A partir du 20 juillet, la confrontation a pris une dimension nationale et internationale en raison de la vigueur des actions menées par les ouvriers et de leur écho dans les médias, notamment les réseaux sociaux. Des étudiants de plus d’une cinquantaine d’universités ont publiquement exprimé leur soutien à la lutte et leur condamnation de la direction de l’usine. Des groupes maoïstes, comptant nombre de retraités aux cheveux blancs, ont ressorti leurs drapeaux rouges pour s’y joindre.

Une pétition en ligne lancée par des étudiants a recueilli plus de 1 600 signatures en deux jours, rassemblant un éventail idéologique allant des libéraux aux militants de gauche. Une autre pétition, publiée en anglais et en chinois par la sociologue Pun Ngai et moi-même, a été signée par plus de 200 universitaires de 11 pays d’Asie, d’Australie, d’Europe et d’Amérique, parmi lesquels le géographe britannique David Harvey et d’autres intellectuels influents.

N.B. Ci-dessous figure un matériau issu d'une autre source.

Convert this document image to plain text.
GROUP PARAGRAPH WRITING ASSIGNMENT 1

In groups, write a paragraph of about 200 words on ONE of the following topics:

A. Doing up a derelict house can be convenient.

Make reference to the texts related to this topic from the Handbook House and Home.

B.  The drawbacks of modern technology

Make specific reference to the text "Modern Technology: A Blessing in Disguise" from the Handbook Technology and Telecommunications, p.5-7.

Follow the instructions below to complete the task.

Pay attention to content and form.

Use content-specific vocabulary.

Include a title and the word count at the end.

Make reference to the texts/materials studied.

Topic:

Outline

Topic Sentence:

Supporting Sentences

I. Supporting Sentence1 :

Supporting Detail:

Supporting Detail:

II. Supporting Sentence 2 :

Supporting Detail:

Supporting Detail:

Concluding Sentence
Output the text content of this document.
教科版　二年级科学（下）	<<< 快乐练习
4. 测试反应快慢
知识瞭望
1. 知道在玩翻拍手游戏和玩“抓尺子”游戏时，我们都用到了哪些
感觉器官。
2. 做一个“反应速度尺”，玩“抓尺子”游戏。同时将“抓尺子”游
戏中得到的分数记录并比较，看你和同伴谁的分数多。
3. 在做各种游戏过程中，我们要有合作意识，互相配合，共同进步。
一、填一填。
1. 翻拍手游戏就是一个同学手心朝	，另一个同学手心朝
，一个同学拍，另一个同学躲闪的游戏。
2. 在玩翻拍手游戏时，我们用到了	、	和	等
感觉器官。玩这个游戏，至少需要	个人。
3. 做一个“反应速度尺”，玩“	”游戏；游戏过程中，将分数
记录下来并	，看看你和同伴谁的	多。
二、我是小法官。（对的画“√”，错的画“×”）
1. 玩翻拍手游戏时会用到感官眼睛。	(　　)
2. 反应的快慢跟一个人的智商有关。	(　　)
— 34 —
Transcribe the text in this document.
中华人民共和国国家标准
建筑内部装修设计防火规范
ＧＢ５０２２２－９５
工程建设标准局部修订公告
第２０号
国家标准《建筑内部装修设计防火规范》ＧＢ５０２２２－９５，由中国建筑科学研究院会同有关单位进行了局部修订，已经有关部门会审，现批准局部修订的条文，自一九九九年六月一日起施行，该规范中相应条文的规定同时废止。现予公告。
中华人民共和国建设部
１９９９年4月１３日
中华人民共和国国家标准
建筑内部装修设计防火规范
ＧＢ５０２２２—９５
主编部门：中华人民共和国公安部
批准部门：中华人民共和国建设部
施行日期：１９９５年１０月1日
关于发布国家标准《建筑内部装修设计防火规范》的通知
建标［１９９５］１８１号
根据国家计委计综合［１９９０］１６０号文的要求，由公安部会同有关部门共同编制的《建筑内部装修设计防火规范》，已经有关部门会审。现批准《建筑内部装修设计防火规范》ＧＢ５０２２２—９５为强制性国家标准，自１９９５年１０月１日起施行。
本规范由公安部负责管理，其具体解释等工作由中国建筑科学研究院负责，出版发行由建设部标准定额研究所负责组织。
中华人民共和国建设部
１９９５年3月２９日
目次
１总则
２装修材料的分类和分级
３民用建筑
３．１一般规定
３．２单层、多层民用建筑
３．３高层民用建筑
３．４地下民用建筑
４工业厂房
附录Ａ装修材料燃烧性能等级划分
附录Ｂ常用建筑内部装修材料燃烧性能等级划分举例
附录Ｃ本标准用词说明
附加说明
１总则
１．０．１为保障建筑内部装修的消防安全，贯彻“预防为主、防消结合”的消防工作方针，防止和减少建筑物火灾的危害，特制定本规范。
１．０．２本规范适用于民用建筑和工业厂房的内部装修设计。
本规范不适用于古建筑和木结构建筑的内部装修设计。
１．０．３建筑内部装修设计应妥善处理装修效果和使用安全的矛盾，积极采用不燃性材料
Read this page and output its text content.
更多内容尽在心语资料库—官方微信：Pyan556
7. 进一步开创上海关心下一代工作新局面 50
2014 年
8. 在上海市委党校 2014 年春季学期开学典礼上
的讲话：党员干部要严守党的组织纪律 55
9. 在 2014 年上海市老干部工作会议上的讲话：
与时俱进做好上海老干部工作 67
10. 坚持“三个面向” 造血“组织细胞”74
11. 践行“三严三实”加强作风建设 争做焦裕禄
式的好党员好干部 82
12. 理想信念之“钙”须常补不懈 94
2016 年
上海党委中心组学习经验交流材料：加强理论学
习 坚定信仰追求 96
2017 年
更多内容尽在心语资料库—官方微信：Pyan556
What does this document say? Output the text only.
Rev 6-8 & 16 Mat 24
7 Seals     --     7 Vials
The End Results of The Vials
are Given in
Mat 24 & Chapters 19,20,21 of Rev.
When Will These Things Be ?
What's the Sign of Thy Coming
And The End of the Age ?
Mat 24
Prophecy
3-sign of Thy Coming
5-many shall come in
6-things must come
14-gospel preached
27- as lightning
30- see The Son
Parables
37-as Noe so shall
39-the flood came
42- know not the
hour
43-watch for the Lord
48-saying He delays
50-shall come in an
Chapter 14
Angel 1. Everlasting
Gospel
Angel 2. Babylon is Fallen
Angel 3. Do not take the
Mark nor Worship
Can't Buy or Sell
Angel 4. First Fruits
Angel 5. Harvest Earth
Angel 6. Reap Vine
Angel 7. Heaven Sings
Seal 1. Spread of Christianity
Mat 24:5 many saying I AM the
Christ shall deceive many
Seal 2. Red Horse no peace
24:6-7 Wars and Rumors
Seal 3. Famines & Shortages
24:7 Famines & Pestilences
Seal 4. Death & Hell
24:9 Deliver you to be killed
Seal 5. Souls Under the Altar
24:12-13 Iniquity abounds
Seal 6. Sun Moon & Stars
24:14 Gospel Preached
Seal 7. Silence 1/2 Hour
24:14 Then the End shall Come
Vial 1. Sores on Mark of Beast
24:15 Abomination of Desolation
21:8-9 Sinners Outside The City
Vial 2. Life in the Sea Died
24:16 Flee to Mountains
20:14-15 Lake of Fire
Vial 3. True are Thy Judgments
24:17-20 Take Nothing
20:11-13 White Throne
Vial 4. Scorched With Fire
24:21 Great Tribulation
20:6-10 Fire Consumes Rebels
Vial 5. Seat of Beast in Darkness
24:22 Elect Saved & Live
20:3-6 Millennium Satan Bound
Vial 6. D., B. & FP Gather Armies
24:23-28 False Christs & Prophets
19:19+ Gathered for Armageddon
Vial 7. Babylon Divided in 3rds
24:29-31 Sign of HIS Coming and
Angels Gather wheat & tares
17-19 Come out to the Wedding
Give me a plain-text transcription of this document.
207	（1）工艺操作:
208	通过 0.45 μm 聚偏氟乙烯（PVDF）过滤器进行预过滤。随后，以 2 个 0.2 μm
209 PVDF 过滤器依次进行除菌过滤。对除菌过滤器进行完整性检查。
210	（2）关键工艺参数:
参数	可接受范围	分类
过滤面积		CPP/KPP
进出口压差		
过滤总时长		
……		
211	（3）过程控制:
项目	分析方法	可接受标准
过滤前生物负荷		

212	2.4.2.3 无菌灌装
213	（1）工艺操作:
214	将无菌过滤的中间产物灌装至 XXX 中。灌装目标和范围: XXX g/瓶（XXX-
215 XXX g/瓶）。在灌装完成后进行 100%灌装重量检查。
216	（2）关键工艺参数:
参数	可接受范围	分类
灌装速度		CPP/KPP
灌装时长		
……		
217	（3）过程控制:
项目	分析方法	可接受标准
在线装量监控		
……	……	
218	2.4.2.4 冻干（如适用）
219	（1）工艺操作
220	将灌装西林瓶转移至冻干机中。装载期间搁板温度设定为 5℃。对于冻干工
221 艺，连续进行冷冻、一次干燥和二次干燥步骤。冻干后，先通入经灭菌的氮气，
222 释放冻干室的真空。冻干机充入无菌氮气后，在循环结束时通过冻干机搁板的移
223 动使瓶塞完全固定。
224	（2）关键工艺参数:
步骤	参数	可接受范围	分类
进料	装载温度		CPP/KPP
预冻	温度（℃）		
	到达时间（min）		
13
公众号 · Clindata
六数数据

Autour de l’usine, étudiants et militants se sont joints aux travailleurs pour mener la campagne de sensibilisation la plus audacieuse et la plus populaire que l’on ait vue en Chine depuis une décennie. Ils ont scandé des slogans communistes, entonné des chants révolutionnaires de l’époque maoïste, pendant que d’autres créaient de la poésie et des œuvres d’art révolutionnaires.

Résistant à la brutalité des policiers, des nervis et des agents infiltrés, ils ont écrit des lettres ouvertes à plusieurs hauts responsables, dont le président Xi Jinping. Cela durant plus d’un mois, jusqu’au 24 août à 5 heures du matin, quand des policiers en tenue de combat ont pris d’assaut une maison occupée par 45 étudiants et 5 ouvriers qui n’avaient pour seule arme que leur smartphone. Tous ont été arrêtés.

Politique de classes

A ce jour, plus de 80 arrestations ont été opérées, ce qui fait de Jasic, qui rêvait de devenir une grande entreprise de robotique, le champion toutes catégories des incarcérations dans l’histoire récente du mouvement ouvrier chinois. Certaines personnes ont été relâchées, d’autres demeurent sous les verrous, dont une ouvrière que l’on a séparée de son bébé de 6 mois.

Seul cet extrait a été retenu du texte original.